As mentioned, this is aimed at user data generated by someone clicking or typing around on a webpage, mutating some content of theirs. But for IoT data, you’d like some other tool than temporal tables, and if you’re big enough, you probably want to use an OLAP database for OLAP stuff.

Sloppy-Paste or Eldritch Horrors

I am stuck with Postgres, both because that’s what I already got, but also because I heavily use PostGIS. Migrating away is simply not an option, so I have to make do with what I have.

What I like about the trigger solution is that it is – aside from the column expansion hack – not terribly hard to understand. The problem is that it’s very verbose, and after being burnt from a couple of copy-paste mistakes in the past, I’d rather have a single trigger for every table if possible.

It is possible… though it does not look pretty. Here’s what the update trigger looks like after we make the history table and ID field into input parameters:

CREATE FUNCTION copy_updates_into_history() RETURNS TRIGGER AS $$
DECLARE
  history_table TEXT := quote_ident(tg_argv[0]);
  id_field TEXT := quote_ident(tg_argv[1]);
BEGIN
  -- ignore changes inside the same tx
  EXECUTE 'DELETE FROM ' || history_table ||
    ' WHERE ' || id_field || ' = $1.' || id_field ||
    ' AND lower(systime) = NOW()' ||
    ' AND upper_inf(systime)' USING NEW;
  -- close current row
  -- (if any, may be deleted by previous line)
  EXECUTE 'UPDATE ' || history_table ||
    ' SET systime = tstzrange(lower(systime), NOW())'
    ' WHERE ' || id_field || ' = $1.' || id_field ||
    ' AND systime @> NOW()' USING NEW;
  -- insert new row
  EXECUTE 'INSERT INTO ' || history_table ||
    ' SELECT gen_random_uuid(), tstzrange(NOW(), null), $1.*'
    USING NEW;
  RETURN NEW;
END;
$$ LANGUAGE plpgsql;

(The insert and update triggers are similar, so I won’t go over them here.)

To factor out the history table and ID field, we have to use EXECUTE, which makes the entire thing feel even more hacky.
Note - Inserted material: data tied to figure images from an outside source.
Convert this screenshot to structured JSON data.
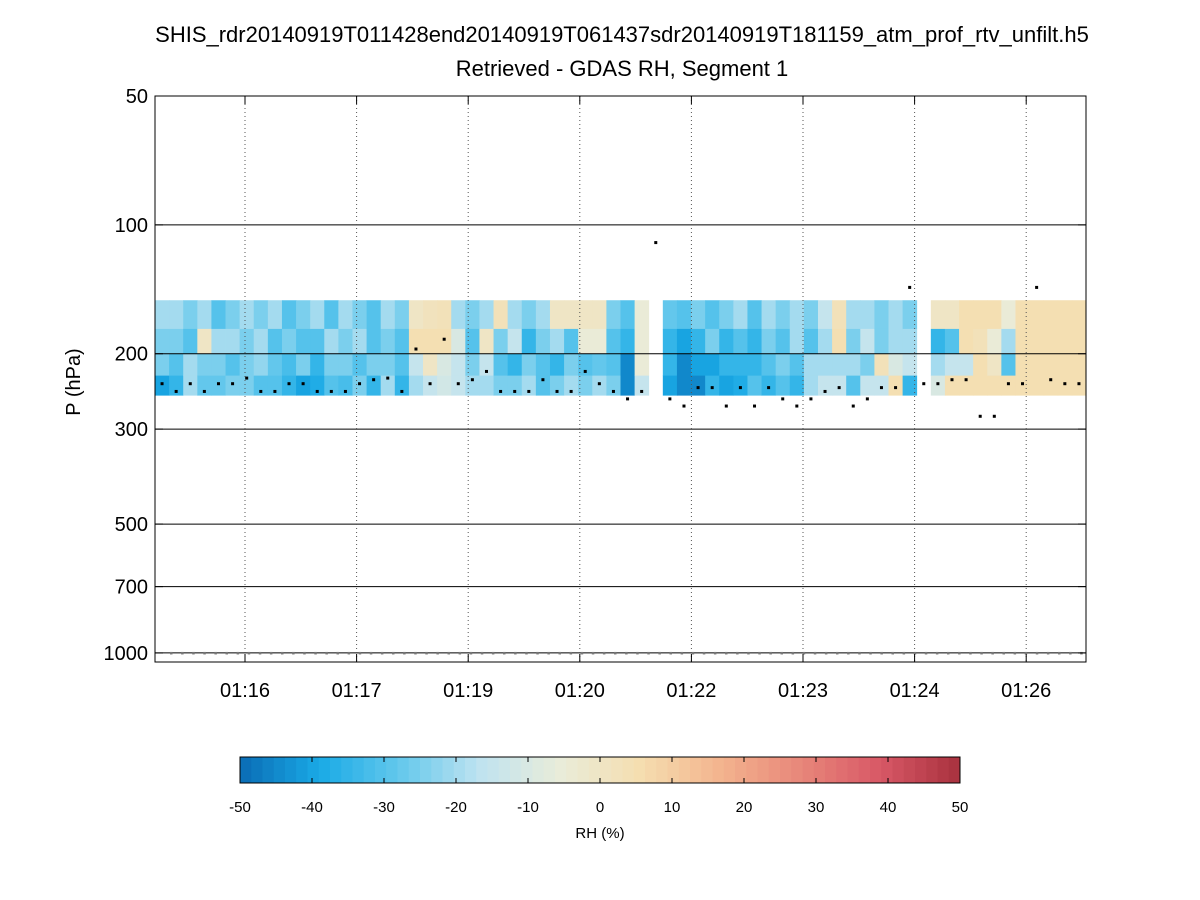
{
  "chart_data": {
    "type": "heatmap",
    "title": "SHIS_rdr20140919T011428end20140919T061437sdr20140919T181159_atm_prof_rtv_unfilt.h5",
    "subtitle": "Retrieved - GDAS RH, Segment 1",
    "ylabel": "P (hPa)",
    "y_scale": "log",
    "y_reversed": true,
    "ylim": [
      1050,
      50
    ],
    "y_ticks": [
      50,
      100,
      200,
      300,
      500,
      700,
      1000
    ],
    "y_tick_labels": [
      "50",
      "100",
      "200",
      "300",
      "500",
      "700",
      "1000"
    ],
    "x_tick_labels": [
      "01:16",
      "01:17",
      "01:19",
      "01:20",
      "01:22",
      "01:23",
      "01:24",
      "01:26"
    ],
    "grid": true,
    "colorbar": {
      "label": "RH (%)",
      "range": [
        -50,
        50
      ],
      "tick_labels": [
        "-50",
        "-40",
        "-30",
        "-20",
        "-10",
        "0",
        "10",
        "20",
        "30",
        "40",
        "50"
      ],
      "stops": [
        "#0a6cb4",
        "#1aaae6",
        "#64c8ec",
        "#bfe3f0",
        "#e9ecd9",
        "#f5deb0",
        "#f3b48e",
        "#e8877a",
        "#d85866",
        "#a8313e"
      ]
    },
    "surface_pressure_marker": 1000,
    "columns": [
      {
        "rh": [
          -20,
          -25,
          -25,
          -40
        ],
        "cloud_top": 235
      },
      {
        "rh": [
          -20,
          -25,
          -30,
          -35
        ],
        "cloud_top": 245
      },
      {
        "rh": [
          -25,
          -30,
          -20,
          -20
        ],
        "cloud_top": 235
      },
      {
        "rh": [
          -20,
          0,
          -25,
          -28
        ],
        "cloud_top": 245
      },
      {
        "rh": [
          -30,
          -20,
          -25,
          -28
        ],
        "cloud_top": 235
      },
      {
        "rh": [
          -25,
          -20,
          -30,
          -25
        ],
        "cloud_top": 235
      },
      {
        "rh": [
          -20,
          -25,
          -25,
          -25
        ],
        "cloud_top": 228
      },
      {
        "rh": [
          -25,
          -20,
          -22,
          -30
        ],
        "cloud_top": 245
      },
      {
        "rh": [
          -20,
          -30,
          -28,
          -30
        ],
        "cloud_top": 245
      },
      {
        "rh": [
          -30,
          -25,
          -32,
          -35
        ],
        "cloud_top": 235
      },
      {
        "rh": [
          -25,
          -30,
          -25,
          -40
        ],
        "cloud_top": 235
      },
      {
        "rh": [
          -20,
          -30,
          -35,
          -38
        ],
        "cloud_top": 245
      },
      {
        "rh": [
          -30,
          -20,
          -25,
          -30
        ],
        "cloud_top": 245
      },
      {
        "rh": [
          -20,
          -25,
          -25,
          -32
        ],
        "cloud_top": 245
      },
      {
        "rh": [
          -25,
          -20,
          -30,
          -25
        ],
        "cloud_top": 235
      },
      {
        "rh": [
          -30,
          -30,
          -25,
          -35
        ],
        "cloud_top": 230
      },
      {
        "rh": [
          -20,
          -25,
          -25,
          -20
        ],
        "cloud_top": 228
      },
      {
        "rh": [
          -25,
          -30,
          -30,
          -35
        ],
        "cloud_top": 245
      },
      {
        "rh": [
          0,
          5,
          -15,
          -20
        ],
        "cloud_top": 195
      },
      {
        "rh": [
          2,
          5,
          0,
          -15
        ],
        "cloud_top": 235
      },
      {
        "rh": [
          3,
          5,
          -10,
          -12
        ],
        "cloud_top": 185
      },
      {
        "rh": [
          -20,
          -10,
          -15,
          -15
        ],
        "cloud_top": 235
      },
      {
        "rh": [
          -25,
          -30,
          -25,
          -20
        ],
        "cloud_top": 230
      },
      {
        "rh": [
          -20,
          0,
          -15,
          -20
        ],
        "cloud_top": 220
      },
      {
        "rh": [
          3,
          -25,
          -30,
          -25
        ],
        "cloud_top": 245
      },
      {
        "rh": [
          -20,
          -15,
          -35,
          -25
        ],
        "cloud_top": 245
      },
      {
        "rh": [
          -25,
          -35,
          -25,
          -20
        ],
        "cloud_top": 245
      },
      {
        "rh": [
          -20,
          -25,
          -30,
          -30
        ],
        "cloud_top": 230
      },
      {
        "rh": [
          0,
          -20,
          -35,
          -25
        ],
        "cloud_top": 245
      },
      {
        "rh": [
          0,
          -30,
          -25,
          -20
        ],
        "cloud_top": 245
      },
      {
        "rh": [
          0,
          -5,
          -30,
          -25
        ],
        "cloud_top": 220
      },
      {
        "rh": [
          0,
          -5,
          -28,
          -20
        ],
        "cloud_top": 235
      },
      {
        "rh": [
          -25,
          -30,
          -30,
          -25
        ],
        "cloud_top": 245
      },
      {
        "rh": [
          -30,
          -35,
          -45,
          -45
        ],
        "cloud_top": 255
      },
      {
        "rh": [
          -5,
          -5,
          -5,
          -15
        ],
        "cloud_top": 245
      },
      {
        "rh": [
          null,
          null,
          null,
          null
        ],
        "cloud_top": 110
      },
      {
        "rh": [
          -28,
          -35,
          -35,
          -40
        ],
        "cloud_top": 255
      },
      {
        "rh": [
          -30,
          -40,
          -45,
          -45
        ],
        "cloud_top": 265
      },
      {
        "rh": [
          -25,
          -35,
          -40,
          -45
        ],
        "cloud_top": 240
      },
      {
        "rh": [
          -30,
          -25,
          -40,
          -35
        ],
        "cloud_top": 240
      },
      {
        "rh": [
          -25,
          -35,
          -35,
          -40
        ],
        "cloud_top": 265
      },
      {
        "rh": [
          -20,
          -30,
          -35,
          -38
        ],
        "cloud_top": 240
      },
      {
        "rh": [
          -30,
          -35,
          -35,
          -30
        ],
        "cloud_top": 265
      },
      {
        "rh": [
          -20,
          -25,
          -30,
          -35
        ],
        "cloud_top": 240
      },
      {
        "rh": [
          -25,
          -30,
          -25,
          -30
        ],
        "cloud_top": 255
      },
      {
        "rh": [
          -20,
          -20,
          -30,
          -35
        ],
        "cloud_top": 265
      },
      {
        "rh": [
          -25,
          -30,
          -20,
          -20
        ],
        "cloud_top": 255
      },
      {
        "rh": [
          -15,
          -20,
          -20,
          -15
        ],
        "cloud_top": 245
      },
      {
        "rh": [
          3,
          5,
          -20,
          -15
        ],
        "cloud_top": 240
      },
      {
        "rh": [
          -20,
          -25,
          -20,
          -30
        ],
        "cloud_top": 265
      },
      {
        "rh": [
          -20,
          -15,
          -25,
          -15
        ],
        "cloud_top": 255
      },
      {
        "rh": [
          -25,
          -25,
          3,
          -15
        ],
        "cloud_top": 240
      },
      {
        "rh": [
          -20,
          -20,
          -10,
          5
        ],
        "cloud_top": 240
      },
      {
        "rh": [
          -25,
          -20,
          -15,
          -35
        ],
        "cloud_top": 140
      },
      {
        "rh": [
          null,
          null,
          null,
          null
        ],
        "cloud_top": 235
      },
      {
        "rh": [
          0,
          -35,
          -20,
          -10
        ],
        "cloud_top": 235
      },
      {
        "rh": [
          0,
          -30,
          -15,
          5
        ],
        "cloud_top": 230
      },
      {
        "rh": [
          5,
          5,
          -15,
          5
        ],
        "cloud_top": 230
      },
      {
        "rh": [
          5,
          3,
          5,
          5
        ],
        "cloud_top": 280
      },
      {
        "rh": [
          5,
          -5,
          0,
          5
        ],
        "cloud_top": 280
      },
      {
        "rh": [
          -5,
          -20,
          -30,
          5
        ],
        "cloud_top": 235
      },
      {
        "rh": [
          5,
          5,
          5,
          5
        ],
        "cloud_top": 235
      },
      {
        "rh": [
          5,
          5,
          5,
          5
        ],
        "cloud_top": 140
      },
      {
        "rh": [
          5,
          5,
          5,
          5
        ],
        "cloud_top": 230
      },
      {
        "rh": [
          5,
          5,
          5,
          5
        ],
        "cloud_top": 235
      },
      {
        "rh": [
          5,
          5,
          5,
          5
        ],
        "cloud_top": 235
      }
    ]
  }
}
It looks ugly, and if you’re not familiar with EXECUTE or the previously mentioned column expansion magic, it may feel outright eldritch. However, I think this is better than the first attempt at the trigger implementation for one big reason. And that is best shown by using it in practice:

CREATE TRIGGER mytable_history_update_trigger
AFTER UPDATE ON mytable
    FOR EACH ROW
    WHEN (OLD.* IS DISTINCT FROM NEW.*)
    -- ^ to avoid updates on "noop calls", as best as possible
    EXECUTE PROCEDURE
      copy_updates_into_history('mytable_history', 'mytable_id');

This is much less verbose to use if you want to retain history for multiple tables!

While it’s true that the query can’t be type-checked ahead of time, the original trigger won’t be either. We have to run them to verify that they don’t refer to wrong tables or ids. If that’s the case, then we should pick the alternative that reduces the chance of a sloppy search-replace.
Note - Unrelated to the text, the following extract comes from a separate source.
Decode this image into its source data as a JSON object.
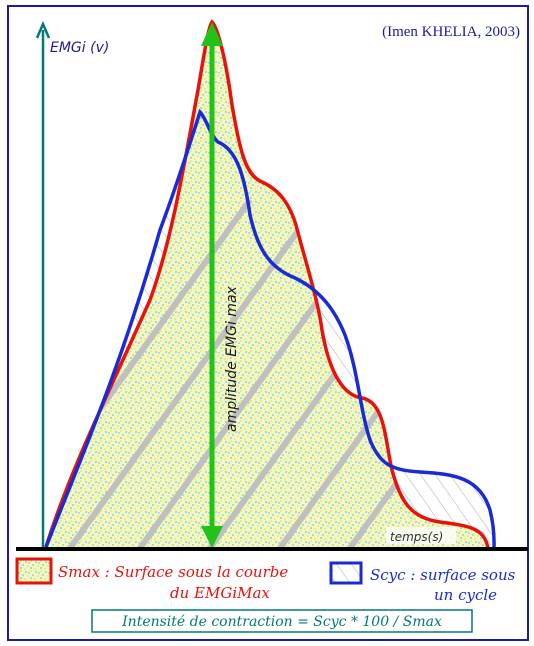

And this new implementation does that! This trigger has the history table and the ID field in only two locations – the input arguments, whereas the original trigger implementation had them spread out all around in 7 different locations. Also, let’s face it: copy-pasting some big triggers for every single table we want system versioned just wouldn’t feel right.

Summary

The full implementation is over in the time-travelling-todo-lists-in-postgres repository, and the triggers are in the migration file migrations/001_history_triggers.up.sql.

As I mentioned, this isn’t perfect: You have some big pitfalls related to table modifications, it adds a risk of having concurrent updates break, and other databases should have a much better implementation than my three triggers. It’s probably not suitable for large databases either.

But if you’re stuck with Postgres, I think this is fine. However, I think you should be aware of how the implementation works in detail, as there are a couple of ways to shoot yourself in the foot. And if you’ve come this far down, you hopefully do!

  1. Without going too much on a tangent here: I think too many small companies use systems that are made by and for gigantic companies. So much so that “scale” has been ingrained and is almost an implicit requirement for anything we evaluate.